Gli M.G.'s aprono saggiamente il loro LP di debutto con un colpo formidabile — una volta che quel groove blues unto di "Green Onions" è nel tuo corpo, seguirai questi ragazzi ovunque. Ma è un atto difficile da seguire. Nessuno degli altri 11 brani eguaglia l'originalità di quell'apertura, e la ripresa di riempimento di "Mo' Onions" fa sembrare il disco leggermente assemblato. Tuttavia, l'interazione telepatica della band è sbalorditiva per tutto il tempo, in particolare nella loro versione del successo del 1962 di Dave "Baby" Cortez "Rinky Dink," con il vortice dell'organo di Jones che rimbalza sui frammenti staccati di Cropper.
Gli M.G.'s raggiungono il loro apice nel terzo album, il primo con Dunn nella formazione. Il suo stile melodico approfondisce automaticamente il groove, inclusi i linee di basso jazzy nel tradizionale "Jericho" e l'originale "Soul Jam." Si avventurano anche nel funk con le versioni di "Working in the Coal Mine" di Allen Toussaint e di "No Matter What Shape (Your Stomach's In)" dei T-Bones. Non avevano ancora davvero messo in mostra i loro talenti di scrittura, ma è significativo che il divino brano di pianoforte "My Sweet Potato," un brano scritto da loro stessi, rivaluti "Green Onions" in uno scontro a tema culinario.
Il quartetto ha iniziato a prendersi più responsabilità del proprio materiale alla fine degli anni '60, iniziando con Hip Hug-Her. Il loro quinto album, con sei brani originali, è sonicamente più pesante e più eclettico rispetto ai lavori precedenti: "Soul Sanction" intreccia un groove funky di campanelle, con Cropper che aggiunge un riff di chitarra fumoso in stile "Ticket to Ride" durante il breakdown; con il suo riff di chitarra a 12 corde e melodie nostalgiche, il "Carnaby St." dal titolo appropriato sembra potrebbe essere stato estratto da un LP dei Byrds dello stesso periodo. Arriva un'euforia puramente sonora su "Pigmy," con il mammoth Hammond di Jones che tuona con la forza dei Deep Purple su un chic bossa-nova blues.
"Pensavo fosse incredibilmente coraggioso da parte dei Beatles abbandonare il loro formato e muoversi musicalmente come hanno fatto [nel Abbey Road del 1969]," disse Jones a A.V. Club nel 2009. "Spingersi oltre il limite in questo modo e reinventarsi quando non avevano bisogno di farlo. Erano la band migliore al mondo, ma si sono reinventati comunque. La musica era semplicemente incredibile, quindi ho sentito di dover rendere omaggio a questo."

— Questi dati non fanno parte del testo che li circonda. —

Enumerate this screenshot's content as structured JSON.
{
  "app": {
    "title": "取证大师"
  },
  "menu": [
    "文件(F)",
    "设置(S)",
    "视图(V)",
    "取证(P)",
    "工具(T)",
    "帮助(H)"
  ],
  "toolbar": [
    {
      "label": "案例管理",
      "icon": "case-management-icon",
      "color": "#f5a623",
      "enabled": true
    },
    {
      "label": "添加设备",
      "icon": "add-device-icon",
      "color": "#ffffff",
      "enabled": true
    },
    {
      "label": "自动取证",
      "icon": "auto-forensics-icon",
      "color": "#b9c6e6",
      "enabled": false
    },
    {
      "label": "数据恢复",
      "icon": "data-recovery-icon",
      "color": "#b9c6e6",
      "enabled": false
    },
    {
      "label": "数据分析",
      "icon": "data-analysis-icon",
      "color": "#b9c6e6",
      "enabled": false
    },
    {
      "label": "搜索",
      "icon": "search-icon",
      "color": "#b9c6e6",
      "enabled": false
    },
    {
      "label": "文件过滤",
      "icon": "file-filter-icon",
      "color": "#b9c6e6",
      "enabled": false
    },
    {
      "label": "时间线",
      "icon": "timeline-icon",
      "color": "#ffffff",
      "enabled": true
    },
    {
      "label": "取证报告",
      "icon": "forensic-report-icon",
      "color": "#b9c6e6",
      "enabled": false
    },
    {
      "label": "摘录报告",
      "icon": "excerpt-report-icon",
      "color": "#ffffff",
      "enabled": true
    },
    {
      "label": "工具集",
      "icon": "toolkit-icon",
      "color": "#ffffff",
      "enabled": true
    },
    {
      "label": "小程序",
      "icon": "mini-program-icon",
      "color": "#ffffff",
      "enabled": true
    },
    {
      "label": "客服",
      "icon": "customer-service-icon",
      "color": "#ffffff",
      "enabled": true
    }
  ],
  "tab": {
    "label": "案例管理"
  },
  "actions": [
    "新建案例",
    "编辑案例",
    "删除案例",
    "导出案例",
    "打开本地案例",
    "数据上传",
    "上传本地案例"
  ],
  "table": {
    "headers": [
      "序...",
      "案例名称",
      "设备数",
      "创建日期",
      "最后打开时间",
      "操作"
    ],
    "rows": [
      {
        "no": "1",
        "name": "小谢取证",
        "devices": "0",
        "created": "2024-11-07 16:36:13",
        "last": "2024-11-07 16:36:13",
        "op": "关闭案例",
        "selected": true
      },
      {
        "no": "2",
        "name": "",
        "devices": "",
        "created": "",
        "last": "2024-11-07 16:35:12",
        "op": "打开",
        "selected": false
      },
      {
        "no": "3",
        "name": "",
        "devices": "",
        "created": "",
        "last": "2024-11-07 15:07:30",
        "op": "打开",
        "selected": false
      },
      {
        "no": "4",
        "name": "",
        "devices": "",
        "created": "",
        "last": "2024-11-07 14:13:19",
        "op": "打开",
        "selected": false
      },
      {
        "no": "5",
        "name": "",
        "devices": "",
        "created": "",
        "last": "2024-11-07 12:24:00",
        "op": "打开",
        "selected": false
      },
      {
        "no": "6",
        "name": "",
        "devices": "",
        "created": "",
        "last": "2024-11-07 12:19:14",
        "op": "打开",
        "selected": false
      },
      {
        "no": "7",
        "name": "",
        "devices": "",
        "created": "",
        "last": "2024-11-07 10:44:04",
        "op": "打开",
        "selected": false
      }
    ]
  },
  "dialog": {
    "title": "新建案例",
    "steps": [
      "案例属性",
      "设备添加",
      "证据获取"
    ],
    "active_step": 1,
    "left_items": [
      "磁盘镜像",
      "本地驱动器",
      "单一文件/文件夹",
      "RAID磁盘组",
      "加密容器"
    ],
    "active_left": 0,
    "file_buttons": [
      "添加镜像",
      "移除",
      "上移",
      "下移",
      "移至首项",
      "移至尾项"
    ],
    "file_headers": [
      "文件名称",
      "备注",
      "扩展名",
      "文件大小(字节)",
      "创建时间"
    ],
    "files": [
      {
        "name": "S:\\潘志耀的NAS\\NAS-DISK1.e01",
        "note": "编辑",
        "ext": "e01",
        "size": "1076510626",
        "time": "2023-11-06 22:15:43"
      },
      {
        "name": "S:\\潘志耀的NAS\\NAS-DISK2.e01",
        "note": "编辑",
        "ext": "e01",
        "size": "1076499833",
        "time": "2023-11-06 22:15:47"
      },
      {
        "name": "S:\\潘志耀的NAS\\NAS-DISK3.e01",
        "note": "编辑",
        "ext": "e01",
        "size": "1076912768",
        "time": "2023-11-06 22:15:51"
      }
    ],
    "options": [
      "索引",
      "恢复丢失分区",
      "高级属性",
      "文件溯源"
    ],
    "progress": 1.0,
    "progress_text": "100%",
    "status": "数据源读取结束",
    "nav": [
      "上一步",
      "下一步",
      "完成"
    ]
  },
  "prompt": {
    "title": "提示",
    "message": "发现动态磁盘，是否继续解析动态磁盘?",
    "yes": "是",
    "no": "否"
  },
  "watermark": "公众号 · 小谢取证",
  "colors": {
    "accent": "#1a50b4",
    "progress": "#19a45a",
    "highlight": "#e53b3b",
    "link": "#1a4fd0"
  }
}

Lui e gli M.G.'s hanno fatto proprio questo per inaugurare gli anni '70, reimmaginando il capolavoro tardo dei Fab Four in un formato strumentale soul-rock. Non è il salto artistico radicale che potrebbe sembrare sulla carta: i Beatles erano enormi fan della Stax (ed hanno anche considerato di registrare Revolver nello studio di Memphis); il clamore dell'Hammond di Billy Preston era già una parte essenziale di Abbey Road; e il lavoro articolato del basso di Dunn è un'anima affine al suo stesso modo di suonare di Paul McCartney. Ma gli M.G.'s lasciano il loro marchio su questi brani sacri — dal tono dell'organo chiesastico sull'atmosferico "Sun King" al wicked solo di Cropper sul jam con i finestrini abbassati in "Polythene Pam."
Gli M.G.'s hanno continuato in varie formazioni nel corso degli anni, con Jones e Cropper che portano la torcia fino ai giorni nostri. Ma Melting Pot, l'ultima unione in studio dei quattro membri dell'era classica, ha segnato la fine del loro periodo d'oro. Sono usciti con un legittimo colpo di grazia, avventurandosi in territori più liberi e funky che sembrano quasi del tutto staccati dalla leggendaria altezza dei loro giorni di "Green Onion". "Chicken Pox" si gode un funk fritto; il brano titolo si sviluppa in un'orgia di groove di otto minuti illuminata dai colossal battiti di batteria di Jackson Jr. e dalle pizzicate twangy di Cropper; e "Sunny Monday", con i suoi intricati riff di chitarra, straordinarie corde e pianoforte in stile classico, ricorda sia i Love che i Procol Harum.